In that case some important Arab was needed to lead the raid from Azrak. Nasir, the usual pioneer who had led the Akaba expedition, was away. But Ali ibn el Hussein was available, the young Harith chief whom Lawrence had met disguised in his first ride to see Feisal a year before, and who had lately been active in raids on the railway down the line just above Davenport’s section. Ali knew Syria, for he had been, with Feisal, the forced guest of the Turkish general Jemal at Damascus. Besides, his courage, resource and energy were proved, and no adventure had ever been too great or disaster too deep but Ali had faced it with his high yell of a laugh. He was so strong that he would kneel down, resting his forearms palm upwards on the ground, and rise to his feet with a man standing on each hand. He could also outstrip a trotting camel running with bare feet, keep his speed for a quarter of a mile, and then leap into the saddle. He was headstrong and conceited, reckless in word and deed, and the most admired fighter in the Arab forces. Ali would win over the tribe of Beni Sakhr, who were half-peasants, half-Bedouin, on the southern border of Syria. There were good hopes also of securing the Serahin, the tribe about Azrak, and there were others farther north on whom they might count for help.
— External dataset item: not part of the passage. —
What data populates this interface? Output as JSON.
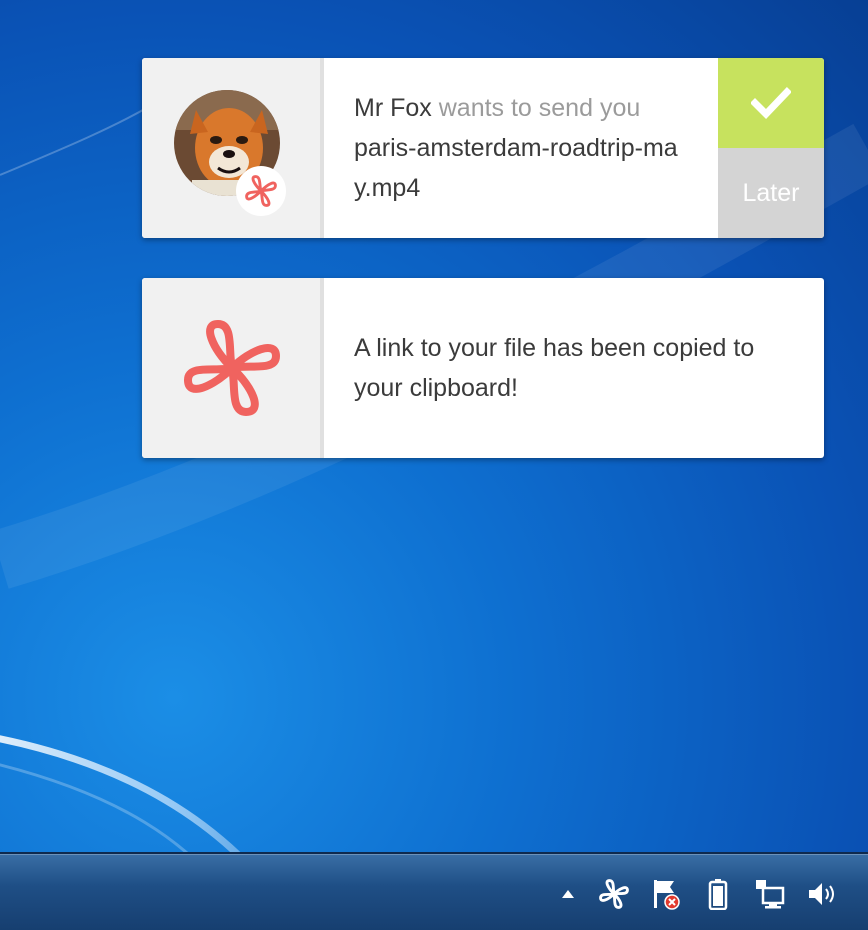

Lawrence’s plan was to rush from Azrak to the Yarmuk village which was the ancient Gadara; it commanded the most westerly of the two most important bridges, a huge steel erection guarded by a force of sixty men quartered in a railway station close by. No more than half a dozen sentries were, however, stationed actually on the girders and abutments of the bridge itself, as Lawrence had learned on his previous ride to Damascus through this country. He hoped to take some of Auda’s tough Abu Tayi Howeitat with him under Zaal. They would make certain the actual storming of the bridge. To prevent enemy reinforcements coming up, machine-guns would sweep the approaches to the bridge; the men to handle these were a party of Mohammedan Indian cavalrymen, now mounted on camels, under command of Jemadar Hassan Shah, a firm and experienced man. They had been up-country from Wejh for months, destroying rails, and might be assumed to be by now expert camel-riders. The destruction of the great steel girders with only small weights of explosive was a problem. Lawrence decided to fix the charges in place with canvas strips and buckles and fire them electrically. But this was a dangerous task under fire, so Wood, an engineer officer at Akaba, came as a substitute in case Lawrence might be hit. Wood had been condemned as unfit for active service on the Western front after a bullet through the head.